The guards turned away. F. tried to say something but all that came out was more drool.
What happens to these people, said one of the guards.
Beats me, said the other guard. Their footsteps echoed in the hallway amid the syncopated ringing of phones. F. had enough control of his body now to bang his head repeatedly against the door behind him, but the guards did not turn around. How’s the new car working out, he heard one of them say. Elevator doors opened and closed and F. was alone in the long hallway with the ringing of the phones. He banged his head against the door and fought against the scream in his throat. He did not know where he was or how he would get back home. What was there to get back to, he thought.
The phones rang now in such a way that there were no silences in between. When he was able to move his legs F. stood up slowly and wiped his chin. He took several deep breaths. The door behind him said Exit and he steadied himself and opened the door and entered a tiny room with no windows. There was nothing in the room except for a small table. On top of the table was a telephone. It was an old-fashioned black phone, but instead of a circular dialing mechanism it had only a black, mute face. The phone was not ringing. F. was shaking all over, tears running down his face. The endless ring of the other phones was like a strange wind behind him. The only thing to do was to pick up the phone in front of him and hope that someone on the other end would tell him what to do. He closed his eyes and steadied his hand for long enough to grasp the handset and bring it to his ear.

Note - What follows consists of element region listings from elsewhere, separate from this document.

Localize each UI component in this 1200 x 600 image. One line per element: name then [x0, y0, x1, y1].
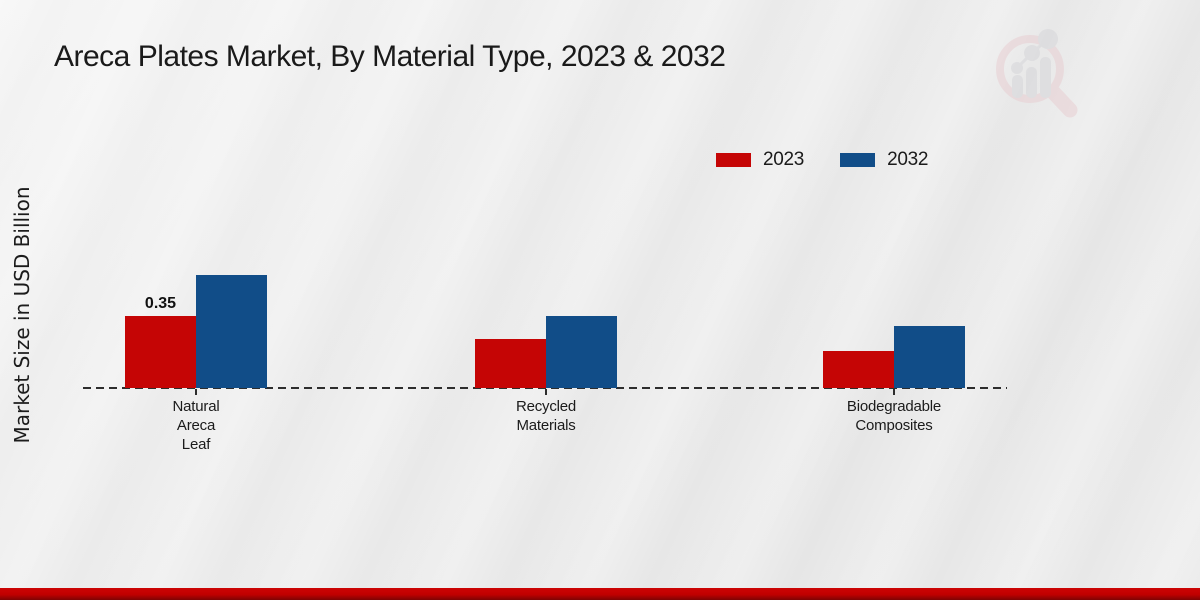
bar-2032-natural-areca-leaf [196, 275, 267, 388]
value-label-0.35: 0.35 [144, 295, 177, 312]
legend-swatch-2032 [840, 153, 876, 167]
legend-label-2023: 2023 [763, 149, 805, 170]
x-axis-baseline [83, 387, 1007, 389]
bar-2032-recycled-materials [546, 316, 617, 388]
logo-bar-3 [1040, 57, 1051, 98]
logo-dot-3 [1038, 29, 1058, 49]
footer-accent-bar [0, 588, 1200, 600]
logo-bar-2 [1026, 67, 1037, 98]
magnifier-handle [1046, 85, 1078, 118]
chart-title: Areca Plates Market, By Material Type, 2… [54, 40, 726, 73]
legend-item-2032: 2032 [840, 149, 928, 171]
x-axis-tick-biodegradable-composites [893, 389, 895, 395]
category-label-recycled-materials: Recycled Materials [515, 398, 577, 434]
bar-2023-recycled-materials [475, 339, 546, 388]
logo-dot-1 [1011, 62, 1023, 74]
legend: 2023 2032 [716, 149, 928, 171]
legend-swatch-2023 [716, 153, 751, 167]
legend-item-2023: 2023 [716, 149, 804, 171]
x-axis-tick-recycled-materials [545, 389, 547, 395]
category-label-biodegradable-composites: Biodegradable Composites [846, 398, 942, 434]
magnifier-bar-chart-logo [996, 29, 1078, 118]
bar-2032-biodegradable-composites [894, 326, 965, 388]
logo-bar-1 [1012, 75, 1023, 98]
magnifier-ring [996, 35, 1064, 103]
category-label-natural-areca-leaf: Natural Areca Leaf [172, 398, 220, 453]
x-axis-tick-natural-areca-leaf [195, 389, 197, 395]
bar-2023-natural-areca-leaf [125, 316, 196, 388]
bar-2023-biodegradable-composites [823, 351, 894, 388]
logo-dot-2 [1024, 45, 1040, 61]
legend-label-2032: 2032 [887, 149, 929, 170]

There was a dial tone and then the sound of an automatic dialer. He would ask for help. He practiced it in his mind. Help me. The phone rang. He grit his teeth against the thing surging in his throat, but he didn’t think he could hold it back any longer. The phone rang again and a familiar sounding voice answered and said Hello in a pained, desperate way, and F. fell to his knees and said Please, please you have to help me, but when he opened his mouth all that came through was a terrible, high-pitched wail of inhuman loss.